Jumat, 29 Juli 2011

...

Ketika akan menikah, apa yang dipertimbangkan?
Bibit bebet bobot?
Jika ketiga tidak dimiliki, maka jangan berharap akan pernikahan.
Jangankan berharap laki-laki sholeh akan melamarmu, bermimpipun tak pantas. Bagai punguk merindukan bulan. Hanya fatamorgana. Seakan memberi angan. Padahal tidak.

Terlebih termasuk kaum papa. Tak berpunya akan harta. Buang jauh angan akan pernikahan.

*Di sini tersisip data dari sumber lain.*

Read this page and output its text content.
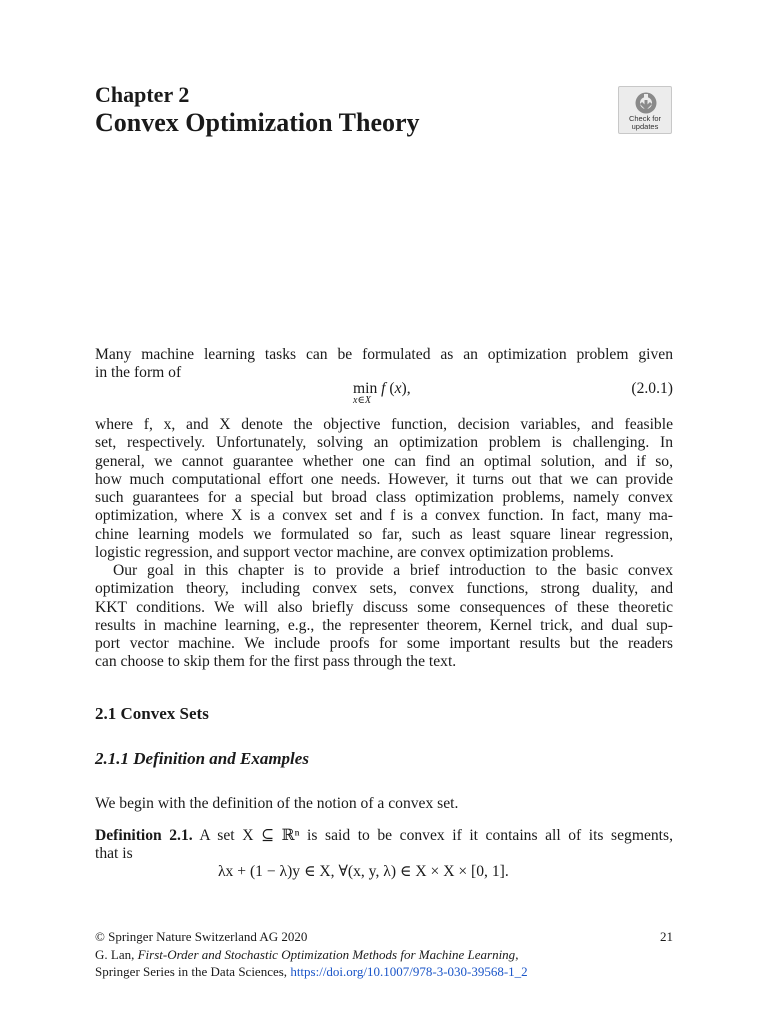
Chapter 2
Convex Optimization Theory	Check for
updates
Many machine learning tasks can be formulated as an optimization problem given
in the form of
min f (x),
x∈X
(2.0.1)
where f, x, and X denote the objective function, decision variables, and feasible
set, respectively. Unfortunately, solving an optimization problem is challenging. In
general, we cannot guarantee whether one can find an optimal solution, and if so,
how much computational effort one needs. However, it turns out that we can provide
such guarantees for a special but broad class optimization problems, namely convex
optimization, where X is a convex set and f is a convex function. In fact, many ma-
chine learning models we formulated so far, such as least square linear regression,
logistic regression, and support vector machine, are convex optimization problems.
Our goal in this chapter is to provide a brief introduction to the basic convex
optimization theory, including convex sets, convex functions, strong duality, and
KKT conditions. We will also briefly discuss some consequences of these theoretic
results in machine learning, e.g., the representer theorem, Kernel trick, and dual sup-
port vector machine. We include proofs for some important results but the readers
can choose to skip them for the first pass through the text.
2.1 Convex Sets
2.1.1 Definition and Examples
We begin with the definition of the notion of a convex set.
Definition 2.1. A set X ⊆ ℝⁿ is said to be convex if it contains all of its segments,
that is
λx + (1 − λ)y ∈ X, ∀(x, y, λ) ∈ X × X × [0, 1].
© Springer Nature Switzerland AG 2020	21
G. Lan, First-Order and Stochastic Optimization Methods for Machine Learning,
Springer Series in the Data Sciences, https://doi.org/10.1007/978-3-030-39568-1_2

Lagi, ada cerita lalu berwarna kelam. Yang disebar tersebar. Sesungguh apapun berusaha menjadi lebih indah. Tetap yang tersapu mata para pelihat adalah keburukan. Hanya keburukan. Baik yang terlontar lisan maupun hanya tersimpan dalam prasangka. Buruk!

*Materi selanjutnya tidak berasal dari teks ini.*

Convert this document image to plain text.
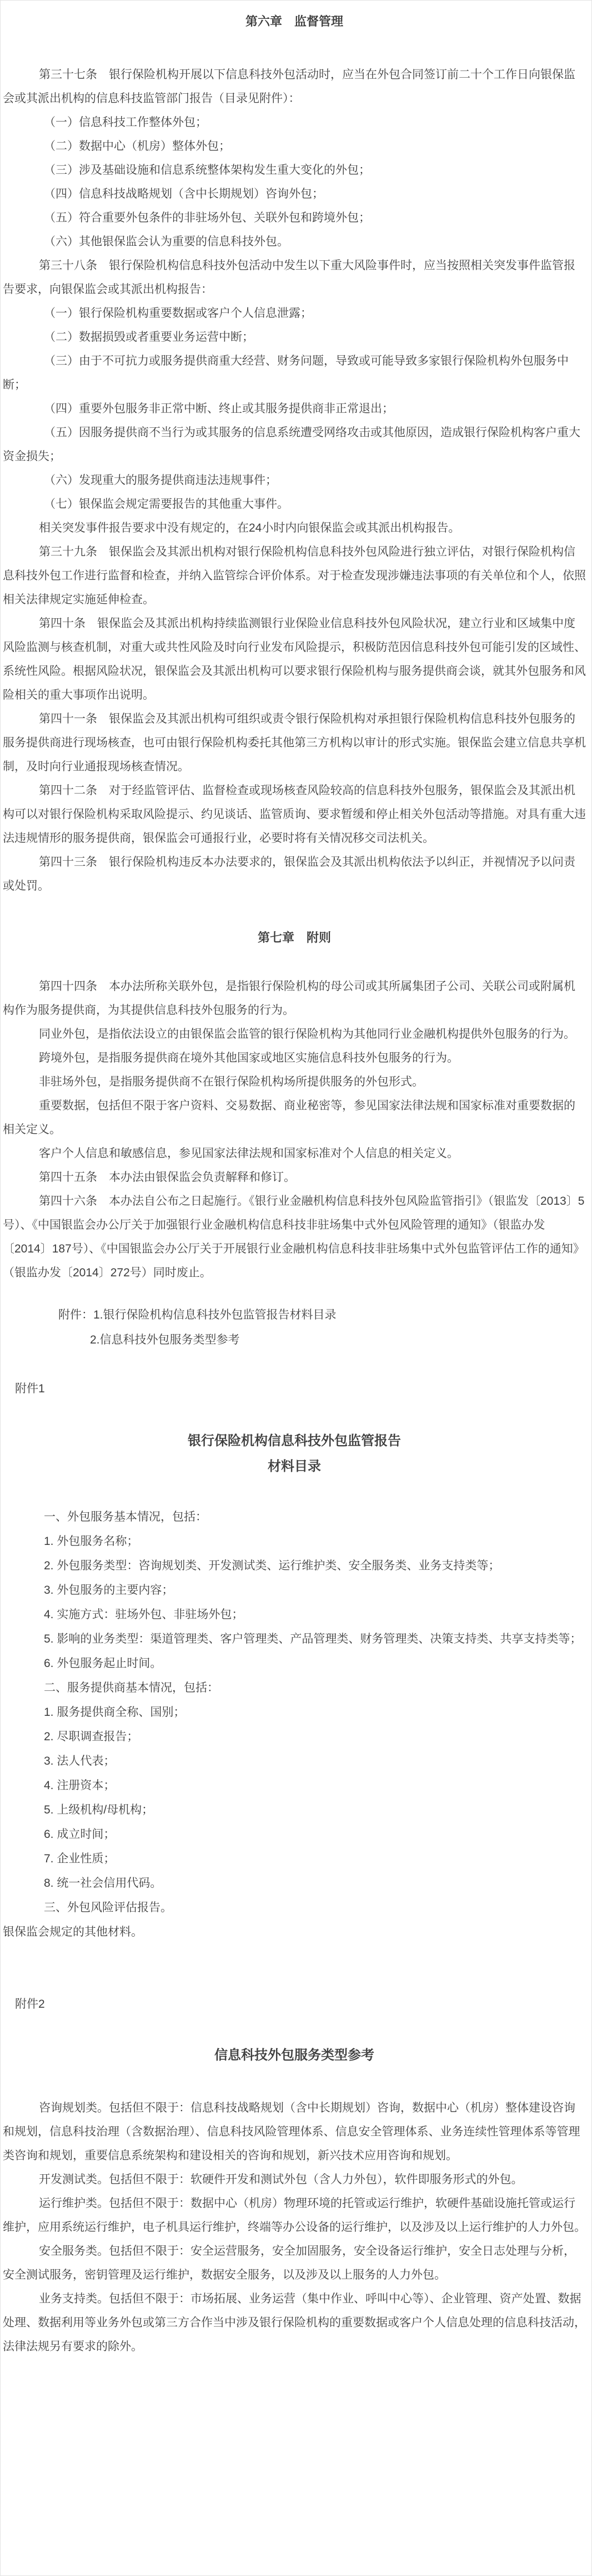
第六章　监督管理

第三十七条　银行保险机构开展以下信息科技外包活动时，应当在外包合同签订前二十个工作日向银保监会或其派出机构的信息科技监管部门报告（目录见附件）：

（一）信息科技工作整体外包；

（二）数据中心（机房）整体外包；

（三）涉及基础设施和信息系统整体架构发生重大变化的外包；

（四）信息科技战略规划（含中长期规划）咨询外包；

（五）符合重要外包条件的非驻场外包、关联外包和跨境外包；

（六）其他银保监会认为重要的信息科技外包。

第三十八条　银行保险机构信息科技外包活动中发生以下重大风险事件时，应当按照相关突发事件监管报告要求，向银保监会或其派出机构报告：

（一）银行保险机构重要数据或客户个人信息泄露；

（二）数据损毁或者重要业务运营中断；

（三）由于不可抗力或服务提供商重大经营、财务问题，导致或可能导致多家银行保险机构外包服务中断；

（四）重要外包服务非正常中断、终止或其服务提供商非正常退出；

（五）因服务提供商不当行为或其服务的信息系统遭受网络攻击或其他原因，造成银行保险机构客户重大资金损失；

（六）发现重大的服务提供商违法违规事件；

（七）银保监会规定需要报告的其他重大事件。

相关突发事件报告要求中没有规定的，在24小时内向银保监会或其派出机构报告。

第三十九条　银保监会及其派出机构对银行保险机构信息科技外包风险进行独立评估，对银行保险机构信息科技外包工作进行监督和检查，并纳入监管综合评价体系。对于检查发现涉嫌违法事项的有关单位和个人，依照相关法律规定实施延伸检查。

第四十条　银保监会及其派出机构持续监测银行业保险业信息科技外包风险状况，建立行业和区域集中度风险监测与核查机制，对重大或共性风险及时向行业发布风险提示，积极防范因信息科技外包可能引发的区域性、系统性风险。根据风险状况，银保监会及其派出机构可以要求银行保险机构与服务提供商会谈，就其外包服务和风险相关的重大事项作出说明。

第四十一条　银保监会及其派出机构可组织或责令银行保险机构对承担银行保险机构信息科技外包服务的服务提供商进行现场核查，也可由银行保险机构委托其他第三方机构以审计的形式实施。银保监会建立信息共享机制，及时向行业通报现场核查情况。

第四十二条　对于经监管评估、监督检查或现场核查风险较高的信息科技外包服务，银保监会及其派出机构可以对银行保险机构采取风险提示、约见谈话、监管质询、要求暂缓和停止相关外包活动等措施。对具有重大违法违规情形的服务提供商，银保监会可通报行业，必要时将有关情况移交司法机关。

第四十三条　银行保险机构违反本办法要求的，银保监会及其派出机构依法予以纠正，并视情况予以问责或处罚。

第七章　附则

第四十四条　本办法所称关联外包，是指银行保险机构的母公司或其所属集团子公司、关联公司或附属机构作为服务提供商，为其提供信息科技外包服务的行为。

同业外包，是指依法设立的由银保监会监管的银行保险机构为其他同行业金融机构提供外包服务的行为。

跨境外包，是指服务提供商在境外其他国家或地区实施信息科技外包服务的行为。

非驻场外包，是指服务提供商不在银行保险机构场所提供服务的外包形式。

重要数据，包括但不限于客户资料、交易数据、商业秘密等，参见国家法律法规和国家标准对重要数据的相关定义。

客户个人信息和敏感信息，参见国家法律法规和国家标准对个人信息的相关定义。

第四十五条　本办法由银保监会负责解释和修订。

第四十六条　本办法自公布之日起施行。《银行业金融机构信息科技外包风险监管指引》（银监发〔2013〕5号）、《中国银监会办公厅关于加强银行业金融机构信息科技非驻场集中式外包风险管理的通知》（银监办发〔2014〕187号）、《中国银监会办公厅关于开展银行业金融机构信息科技非驻场集中式外包监管评估工作的通知》（银监办发〔2014〕272号）同时废止。

附件：1.银行保险机构信息科技外包监管报告材料目录

2.信息科技外包服务类型参考

附件1

银行保险机构信息科技外包监管报告

材料目录

一、外包服务基本情况，包括：

1. 外包服务名称；

2. 外包服务类型：咨询规划类、开发测试类、运行维护类、安全服务类、业务支持类等；

3. 外包服务的主要内容；

4. 实施方式：驻场外包、非驻场外包；

5. 影响的业务类型：渠道管理类、客户管理类、产品管理类、财务管理类、决策支持类、共享支持类等；

6. 外包服务起止时间。

二、服务提供商基本情况，包括：

1. 服务提供商全称、国别；

2. 尽职调查报告；

3. 法人代表；

4. 注册资本；

5. 上级机构/母机构；

6. 成立时间；

7. 企业性质；

8. 统一社会信用代码。

三、外包风险评估报告。

银保监会规定的其他材料。

附件2

信息科技外包服务类型参考

咨询规划类。包括但不限于：信息科技战略规划（含中长期规划）咨询，数据中心（机房）整体建设咨询和规划，信息科技治理（含数据治理）、信息科技风险管理体系、信息安全管理体系、业务连续性管理体系等管理类咨询和规划，重要信息系统架构和建设相关的咨询和规划，新兴技术应用咨询和规划。

开发测试类。包括但不限于：软硬件开发和测试外包（含人力外包），软件即服务形式的外包。

运行维护类。包括但不限于：数据中心（机房）物理环境的托管或运行维护，软硬件基础设施托管或运行维护，应用系统运行维护，电子机具运行维护，终端等办公设备的运行维护，以及涉及以上运行维护的人力外包。

安全服务类。包括但不限于：安全运营服务，安全加固服务，安全设备运行维护，安全日志处理与分析，安全测试服务，密钥管理及运行维护，数据安全服务，以及涉及以上服务的人力外包。

业务支持类。包括但不限于：市场拓展、业务运营（集中作业、呼叫中心等）、企业管理、资产处置、数据处理、数据利用等业务外包或第三方合作当中涉及银行保险机构的重要数据或客户个人信息处理的信息科技活动，法律法规另有要求的除外。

Kemudian pernah memilih. Memilih menunggu bersama sesuatu bernama setia. Tak diminta. Hanya menunggu, mengabaikan menjadikan yang lain berlalu hingga ia datang sesaat. Sangat sesaat tak lebih cepat dari kedipan mata.

Menyesalkah?
Meski kemudian tak jua satu.
Menyesalkah?
Mengabaikan lain pada yang tak pernah menjadi satu.

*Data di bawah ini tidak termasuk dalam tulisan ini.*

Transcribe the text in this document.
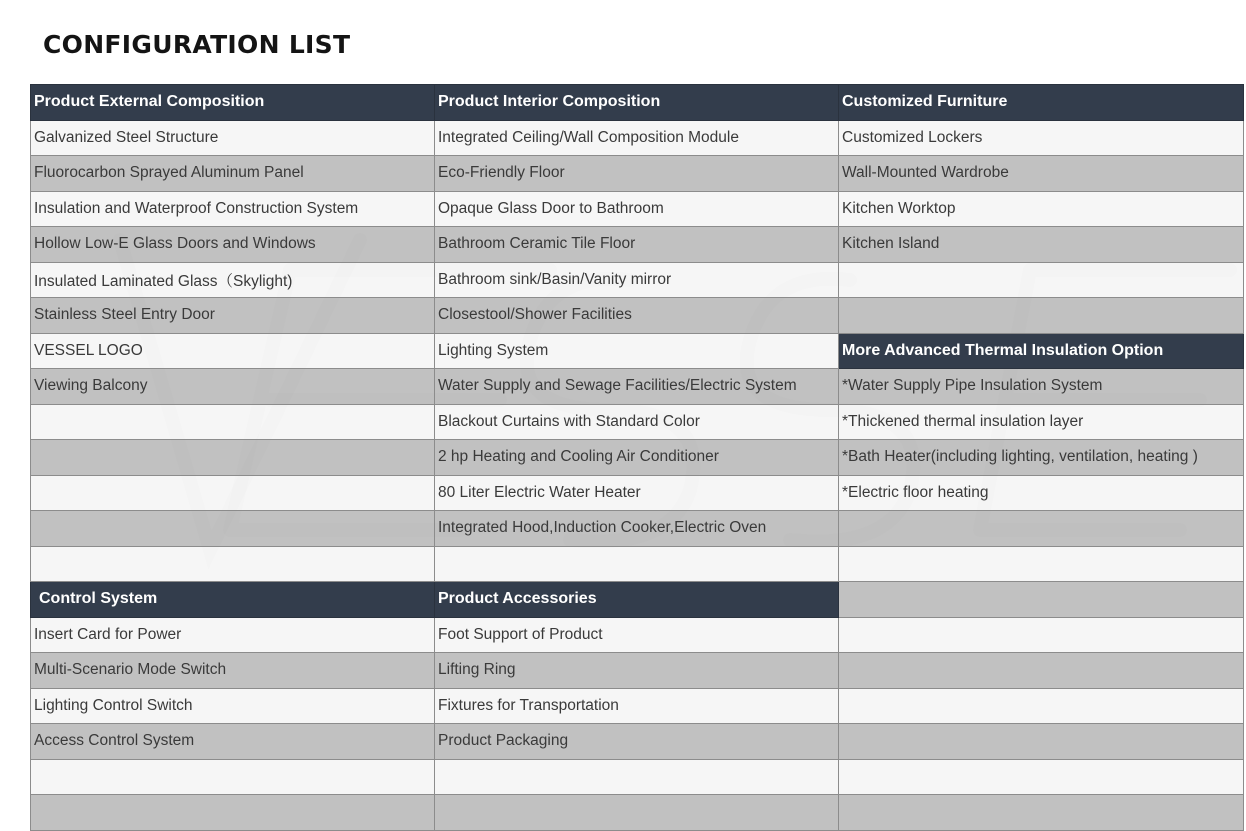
CONFIGURATION LIST
Product External Composition	Product Interior Composition	Customized Furniture
Galvanized Steel Structure	Integrated Ceiling/Wall Composition Module	Customized Lockers
Fluorocarbon Sprayed Aluminum Panel	Eco-Friendly Floor	Wall-Mounted Wardrobe
Insulation and Waterproof Construction System	Opaque Glass Door to Bathroom	Kitchen Worktop
Hollow Low-E Glass Doors and Windows	Bathroom Ceramic Tile Floor	Kitchen Island
Insulated Laminated Glass（Skylight)	Bathroom sink/Basin/Vanity mirror	
Stainless Steel Entry Door	Closestool/Shower Facilities	
VESSEL LOGO	Lighting System	More Advanced Thermal Insulation Option
Viewing Balcony	Water Supply and Sewage Facilities/Electric System	*Water Supply Pipe Insulation System
	Blackout Curtains with Standard Color	*Thickened thermal insulation layer
	2 hp Heating and Cooling Air Conditioner	*Bath Heater(including lighting, ventilation, heating )
	80 Liter Electric Water Heater	*Electric floor heating
	Integrated Hood,Induction Cooker,Electric Oven	

Control System	Product Accessories	
Insert Card for Power	Foot Support of Product	
Multi-Scenario Mode Switch	Lifting Ring	
Lighting Control Switch	Fixtures for Transportation	
Access Control System	Product Packaging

Harusnya menjadi marah, kecewa, sedih atas satu yang bersebut sia-sia? Harusnya, ya.
Tapi kemudian memilih tidak.

Meski mereka menjadikan caci,
membuat rasa menjadi terpojok, terkucil, dan terpuruk.
Tapi tak memilih kata sesal, karena pernah memilih untuk mendekap setiap pada sia-sia..


***

Ketika telah memilih untuk bertahan pada penantian, ketika itu adalah kesadaran penuh hanya satu yang dituju. Mengabaikan setiap kesempatan menjadi lalu, berlalu. Meski semua berakhir sia. Kembali menerima kelapangan menjadi pilihan. Sungguh tak menyalahkan. Mencoba menjadikan semua pelajaran. Karena seharusnya diri papa menyadari sejak dini, setia adalah sia-sia. Punguk bodoh jika merindukan bulan.



Biar orang berkata apa tentang saya..karena hakikahnya telah lama telinga ditulikan.